Hint: Write the given two equations in the form of $ax+by+c=0$. Assume the coefficients of $x,y$ and constant term of 1st equation as ${{a}_{1}},{{b}_{1}}$ and ${{c}_{1}}$ respectively while assume the coefficients of $x,y$ and constant term of 2nd equation as ${{a}_{2}},{{b}_{2}}$ and ${{c}_{2}}$ respectively. Now, use the formula $\dfrac{{{a}_{1}}}{{{a}_{2}}}=\dfrac{{{b}_{1}}}{{{b}_{2}}}=\dfrac{{{c}_{1}}}{{{c}_{2}}}$ and determine the value of $k$ using the relations obtained by the formula. Check all the values of $k$ by substituting it in the equation.

Complete step-by-step solution -

It is given that, we have to choose the value of $k$ so that $\left( 2k-1 \right)x+y=2k+1$ and $3x+y=1$ should be the same. That means both the equations should be coincident and have infinitely many solutions.
The condition for two equations ${{a}_{1}}x+{{b}_{1}}y+{{c}_{1}}=0\text{ and }{{a}_{2}}x+{{b}_{2}}y+{{c}_{2}}=0$ to have infinitely many solutions is given by: $\dfrac{{{a}_{1}}}{{{a}_{2}}}=\dfrac{{{b}_{1}}}{{{b}_{2}}}=\dfrac{{{c}_{1}}}{{{c}_{2}}}$.
Therefore, considering $2k-1={{a}_{1}},1={{b}_{1}},2k+1={{c}_{1}}$ and $3={{a}_{2}},1={{b}_{2}},1={{c}_{2}}$, we get,
$\dfrac{2k-1}{3}=\dfrac{1}{1}=\dfrac{2k+1}{1}$.
Now, considering each equality expression one by one, we get,
Case (i): Considering, $\dfrac{2k-1}{3}=\dfrac{1}{1}$.
$\begin{align}
  & \Rightarrow 2k-1=3 \\
 & \Rightarrow 2k=4 \\
 & \Rightarrow k=2 \\
\end{align}$
Case (ii): Considering, \[\dfrac{1}{1}=\dfrac{2k+1}{1}\].
$\begin{align}
  & \Rightarrow 2k+1=1 \\
 & \Rightarrow 2k=0 \\
 & \Rightarrow k=0 \\
\end{align}$
Case (iii): Considering, $\dfrac{2k-1}{3}=\dfrac{2k+1}{1}$.
$\begin{align}
  & \Rightarrow 2k-1=6k+3 \\
 & \Rightarrow -4=4k \\
 & \Rightarrow k=-1 \\
\end{align}$
From case (i) $k=2$, we get the two equations as:
$3x+y=5\text{ and }3x+y=1$, which are not the same. Hence the value of $k$ must not be 2.
From case (ii) $k=0$, we get the two equations as:
$x+y=1\text{ and }3x+y=1$, which are not the same. Hence the value of $k$ must not be 0.
From case (iii) $k=-1$, we get the two equations as:
$-3x+y=-1\text{ and }3x+y=1$, which are not the same. Hence the value of $k$ must not be -1.
Clearly we can see that no value of $k$ satisfies the required conditions. Hence, there is no value of.

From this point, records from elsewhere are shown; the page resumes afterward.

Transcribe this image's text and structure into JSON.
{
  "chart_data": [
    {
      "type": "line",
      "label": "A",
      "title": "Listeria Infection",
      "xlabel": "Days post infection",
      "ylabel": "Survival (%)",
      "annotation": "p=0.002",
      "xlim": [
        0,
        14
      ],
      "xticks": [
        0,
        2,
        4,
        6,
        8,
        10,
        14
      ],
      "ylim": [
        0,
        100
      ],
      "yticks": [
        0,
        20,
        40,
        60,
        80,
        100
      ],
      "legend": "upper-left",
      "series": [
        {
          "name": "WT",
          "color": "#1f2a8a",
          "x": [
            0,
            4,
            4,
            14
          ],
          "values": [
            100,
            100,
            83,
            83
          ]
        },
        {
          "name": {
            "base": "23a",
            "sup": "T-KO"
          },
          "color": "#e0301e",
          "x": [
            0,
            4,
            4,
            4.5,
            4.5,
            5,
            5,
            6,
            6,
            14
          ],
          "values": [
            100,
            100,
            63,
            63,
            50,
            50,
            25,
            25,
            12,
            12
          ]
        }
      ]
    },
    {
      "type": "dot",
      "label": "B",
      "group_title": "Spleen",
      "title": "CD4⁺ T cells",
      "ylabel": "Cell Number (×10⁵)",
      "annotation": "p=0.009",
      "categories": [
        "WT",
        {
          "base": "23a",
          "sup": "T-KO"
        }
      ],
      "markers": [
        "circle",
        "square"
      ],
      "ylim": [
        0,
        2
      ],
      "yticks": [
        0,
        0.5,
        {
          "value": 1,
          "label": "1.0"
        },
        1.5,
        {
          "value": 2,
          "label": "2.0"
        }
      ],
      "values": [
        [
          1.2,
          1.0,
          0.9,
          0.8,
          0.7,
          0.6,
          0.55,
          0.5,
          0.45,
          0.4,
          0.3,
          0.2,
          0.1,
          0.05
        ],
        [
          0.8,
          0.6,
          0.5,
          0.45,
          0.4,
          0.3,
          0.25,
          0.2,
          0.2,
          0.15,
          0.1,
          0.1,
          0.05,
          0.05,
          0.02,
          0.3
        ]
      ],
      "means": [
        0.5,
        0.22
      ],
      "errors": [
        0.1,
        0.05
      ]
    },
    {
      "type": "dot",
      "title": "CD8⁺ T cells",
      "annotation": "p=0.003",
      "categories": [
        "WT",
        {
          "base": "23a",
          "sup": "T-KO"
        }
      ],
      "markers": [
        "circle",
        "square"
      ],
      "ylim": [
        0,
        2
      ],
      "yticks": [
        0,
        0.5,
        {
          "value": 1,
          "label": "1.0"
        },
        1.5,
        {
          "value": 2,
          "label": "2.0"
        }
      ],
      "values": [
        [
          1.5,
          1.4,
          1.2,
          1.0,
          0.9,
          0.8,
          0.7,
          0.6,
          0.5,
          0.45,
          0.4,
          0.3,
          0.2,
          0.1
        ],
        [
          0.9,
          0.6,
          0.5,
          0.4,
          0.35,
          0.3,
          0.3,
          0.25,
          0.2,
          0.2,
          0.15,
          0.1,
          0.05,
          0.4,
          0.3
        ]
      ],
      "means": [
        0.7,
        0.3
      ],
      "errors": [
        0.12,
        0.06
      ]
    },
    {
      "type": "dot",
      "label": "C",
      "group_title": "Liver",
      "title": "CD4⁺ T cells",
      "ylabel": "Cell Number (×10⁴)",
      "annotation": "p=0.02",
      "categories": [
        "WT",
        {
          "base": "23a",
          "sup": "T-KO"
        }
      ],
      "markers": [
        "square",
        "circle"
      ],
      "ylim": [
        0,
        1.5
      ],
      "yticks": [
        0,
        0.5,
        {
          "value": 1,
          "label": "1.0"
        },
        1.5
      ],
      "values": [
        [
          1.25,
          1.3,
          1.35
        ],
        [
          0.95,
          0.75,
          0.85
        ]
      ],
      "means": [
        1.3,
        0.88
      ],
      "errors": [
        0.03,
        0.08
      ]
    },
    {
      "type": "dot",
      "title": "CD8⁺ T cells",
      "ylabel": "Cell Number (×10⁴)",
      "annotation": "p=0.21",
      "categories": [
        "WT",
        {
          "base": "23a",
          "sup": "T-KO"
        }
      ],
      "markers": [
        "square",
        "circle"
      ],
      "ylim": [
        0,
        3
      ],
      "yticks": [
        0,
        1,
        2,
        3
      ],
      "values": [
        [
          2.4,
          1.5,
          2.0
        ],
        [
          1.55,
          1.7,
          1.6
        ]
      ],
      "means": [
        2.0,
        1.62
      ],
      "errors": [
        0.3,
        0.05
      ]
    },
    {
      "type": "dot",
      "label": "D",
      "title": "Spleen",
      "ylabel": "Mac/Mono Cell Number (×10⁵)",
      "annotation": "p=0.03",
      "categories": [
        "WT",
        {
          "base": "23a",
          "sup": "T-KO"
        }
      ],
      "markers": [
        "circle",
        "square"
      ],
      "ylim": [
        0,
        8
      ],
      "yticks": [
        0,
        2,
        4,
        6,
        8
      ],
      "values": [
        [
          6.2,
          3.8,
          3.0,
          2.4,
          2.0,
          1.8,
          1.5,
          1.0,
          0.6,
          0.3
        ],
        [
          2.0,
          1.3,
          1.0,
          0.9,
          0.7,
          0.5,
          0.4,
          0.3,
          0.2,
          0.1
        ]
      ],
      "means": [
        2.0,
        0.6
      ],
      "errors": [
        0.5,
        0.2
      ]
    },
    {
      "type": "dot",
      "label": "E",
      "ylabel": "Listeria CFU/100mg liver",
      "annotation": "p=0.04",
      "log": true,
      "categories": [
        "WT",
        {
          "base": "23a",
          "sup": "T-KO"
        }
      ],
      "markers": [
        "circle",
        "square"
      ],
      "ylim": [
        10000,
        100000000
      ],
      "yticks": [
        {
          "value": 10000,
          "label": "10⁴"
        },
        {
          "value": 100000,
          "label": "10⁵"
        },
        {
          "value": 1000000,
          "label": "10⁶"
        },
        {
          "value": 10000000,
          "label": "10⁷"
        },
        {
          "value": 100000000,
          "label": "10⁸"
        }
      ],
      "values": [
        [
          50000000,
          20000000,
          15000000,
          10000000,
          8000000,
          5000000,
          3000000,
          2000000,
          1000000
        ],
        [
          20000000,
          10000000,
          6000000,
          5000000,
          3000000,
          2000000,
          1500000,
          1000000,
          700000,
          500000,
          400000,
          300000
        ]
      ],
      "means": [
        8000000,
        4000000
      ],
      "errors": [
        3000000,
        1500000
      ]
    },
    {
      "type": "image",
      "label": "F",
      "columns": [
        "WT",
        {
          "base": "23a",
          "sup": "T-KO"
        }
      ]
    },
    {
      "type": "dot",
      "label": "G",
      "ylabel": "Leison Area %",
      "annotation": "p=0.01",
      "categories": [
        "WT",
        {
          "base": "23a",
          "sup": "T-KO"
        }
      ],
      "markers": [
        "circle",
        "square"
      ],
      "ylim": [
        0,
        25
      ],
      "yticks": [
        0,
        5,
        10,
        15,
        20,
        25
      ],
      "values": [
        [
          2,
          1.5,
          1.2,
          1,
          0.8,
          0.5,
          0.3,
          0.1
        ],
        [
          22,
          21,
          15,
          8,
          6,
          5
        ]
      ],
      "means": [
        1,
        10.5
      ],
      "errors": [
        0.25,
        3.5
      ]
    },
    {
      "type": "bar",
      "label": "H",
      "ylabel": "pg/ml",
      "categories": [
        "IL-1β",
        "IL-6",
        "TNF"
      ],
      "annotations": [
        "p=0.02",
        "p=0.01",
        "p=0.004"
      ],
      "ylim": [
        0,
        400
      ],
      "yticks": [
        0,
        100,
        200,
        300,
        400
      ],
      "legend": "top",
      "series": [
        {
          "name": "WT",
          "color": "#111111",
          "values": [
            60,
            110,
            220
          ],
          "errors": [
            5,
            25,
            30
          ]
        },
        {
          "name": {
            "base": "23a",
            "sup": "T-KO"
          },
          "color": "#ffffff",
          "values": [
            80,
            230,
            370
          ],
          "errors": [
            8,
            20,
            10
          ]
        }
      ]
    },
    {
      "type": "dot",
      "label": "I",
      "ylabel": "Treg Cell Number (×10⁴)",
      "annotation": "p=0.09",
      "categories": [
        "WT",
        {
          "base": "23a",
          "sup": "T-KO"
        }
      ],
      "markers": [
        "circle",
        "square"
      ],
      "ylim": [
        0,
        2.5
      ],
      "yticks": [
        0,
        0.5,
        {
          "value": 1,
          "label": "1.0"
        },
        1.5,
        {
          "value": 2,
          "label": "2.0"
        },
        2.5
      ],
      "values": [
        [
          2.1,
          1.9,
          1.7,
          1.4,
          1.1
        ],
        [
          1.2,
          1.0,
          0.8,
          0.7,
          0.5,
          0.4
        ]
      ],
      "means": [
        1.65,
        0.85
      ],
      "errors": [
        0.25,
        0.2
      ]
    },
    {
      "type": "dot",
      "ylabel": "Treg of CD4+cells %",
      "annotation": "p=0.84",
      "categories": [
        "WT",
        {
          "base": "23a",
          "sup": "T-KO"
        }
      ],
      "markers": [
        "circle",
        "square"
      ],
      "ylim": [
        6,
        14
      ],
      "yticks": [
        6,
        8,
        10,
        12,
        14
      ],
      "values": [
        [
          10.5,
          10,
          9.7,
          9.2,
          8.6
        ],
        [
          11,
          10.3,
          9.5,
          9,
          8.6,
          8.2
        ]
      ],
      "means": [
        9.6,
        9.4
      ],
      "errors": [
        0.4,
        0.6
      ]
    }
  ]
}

Note: After finding the values of $k$ by the relation $\dfrac{{{a}_{1}}}{{{a}_{2}}}=\dfrac{{{b}_{1}}}{{{b}_{2}}}=\dfrac{{{c}_{1}}}{{{c}_{2}}}$, we have to check whether they satisfy the equations or not because sometimes only certain values of $k$ satisfies the conditions and not all values. In the above solution, we can see that no value of $k$ satisfies the conditions, therefore, there is no value of $k$ for which the given two equations are the same.